On Fri, Mar 27, 2015 at 10:16:13AM +0100, Peter Zijlstra wrote:
On Fri, Mar 27, 2015 at 10:19:54AM +0530, Viresh Kumar wrote:
On 27 March 2015 at 01:48, Andrew Morton akpm@linux-foundation.org wrote:
Shouldn't this be viewed as a shortcoming of the core timer code?
Yeah, it is. Some (not so pretty) solutions were tried earlier to fix that, but they are rejected for obviously reasons [1].
vmstat_shepherd() is merely rescheduling itself with schedule_delayed_work(). That's a dead bog simple operation and if it's producing suboptimal behaviour then we shouldn't be fixing it with elaborate workarounds in the caller?
I understand that, and that's why I sent it as an RFC to get the discussion started. Does anyone else have got another (acceptable) idea to get this resolved ?

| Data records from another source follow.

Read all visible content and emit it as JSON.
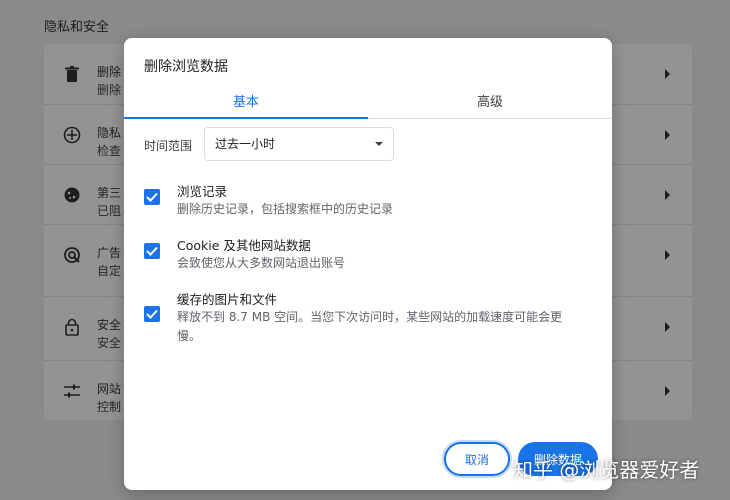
{
  "background": {
    "section_title": "隐私和安全",
    "rows": [
      {
        "icon": "trash-icon",
        "line1": "删除",
        "line2": "删除"
      },
      {
        "icon": "privacy-guide-icon",
        "line1": "隐私",
        "line2": "检查"
      },
      {
        "icon": "cookie-icon",
        "line1": "第三",
        "line2": "已阻"
      },
      {
        "icon": "ad-privacy-icon",
        "line1": "广告",
        "line2": "自定"
      },
      {
        "icon": "lock-icon",
        "line1": "安全",
        "line2": "安全"
      },
      {
        "icon": "sliders-icon",
        "line1": "网站",
        "line2": "控制"
      }
    ]
  },
  "dialog": {
    "title": "删除浏览数据",
    "tabs": [
      {
        "label": "基本",
        "selected": true
      },
      {
        "label": "高级",
        "selected": false
      }
    ],
    "time_range": {
      "label": "时间范围",
      "value": "过去一小时"
    },
    "options": [
      {
        "title": "浏览记录",
        "desc": "删除历史记录，包括搜索框中的历史记录",
        "checked": true
      },
      {
        "title": "Cookie 及其他网站数据",
        "desc": "会致使您从大多数网站退出账号",
        "checked": true
      },
      {
        "title": "缓存的图片和文件",
        "desc": "释放不到 8.7 MB 空间。当您下次访问时，某些网站的加载速度可能会更慢。",
        "checked": true
      }
    ],
    "buttons": {
      "cancel": "取消",
      "delete": "删除数据"
    }
  },
  "watermark": "知乎 @浏览器爱好者",
  "colors": {
    "accent": "#1a73e8",
    "overlay": "#8a8a8a"
  }
}
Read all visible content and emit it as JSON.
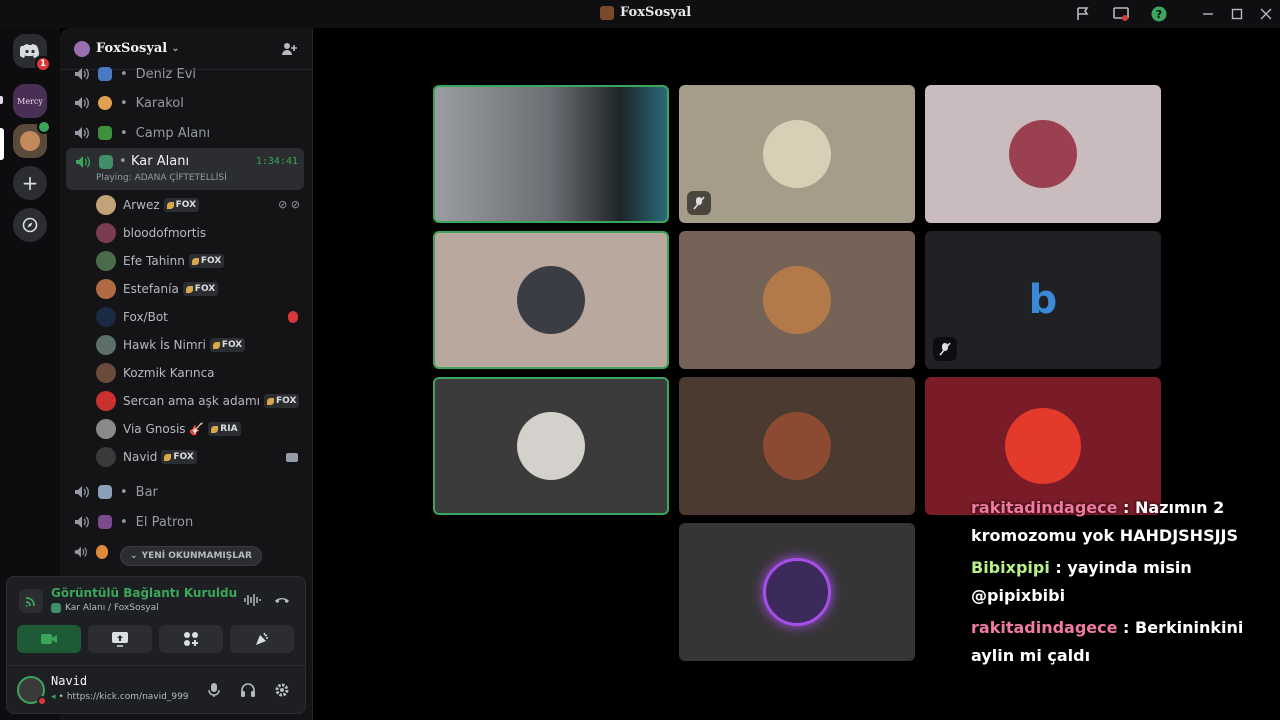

So the issue seems to be that we need base->running_timer in order to tell if a callback is running, right?
We could align the base on 8 bytes to gain an extra bit in the pointer and use that bit to indicate the running state. Then these sites can spin on that bit while we can change the actual base pointer.
Even though tvec_base has ____cacheline_aligned stuck on, most are allocated using kzalloc_node() which does not actually respect that but already guarantees a minimum u64 alignment, so I think we can use that third bit without too much magic.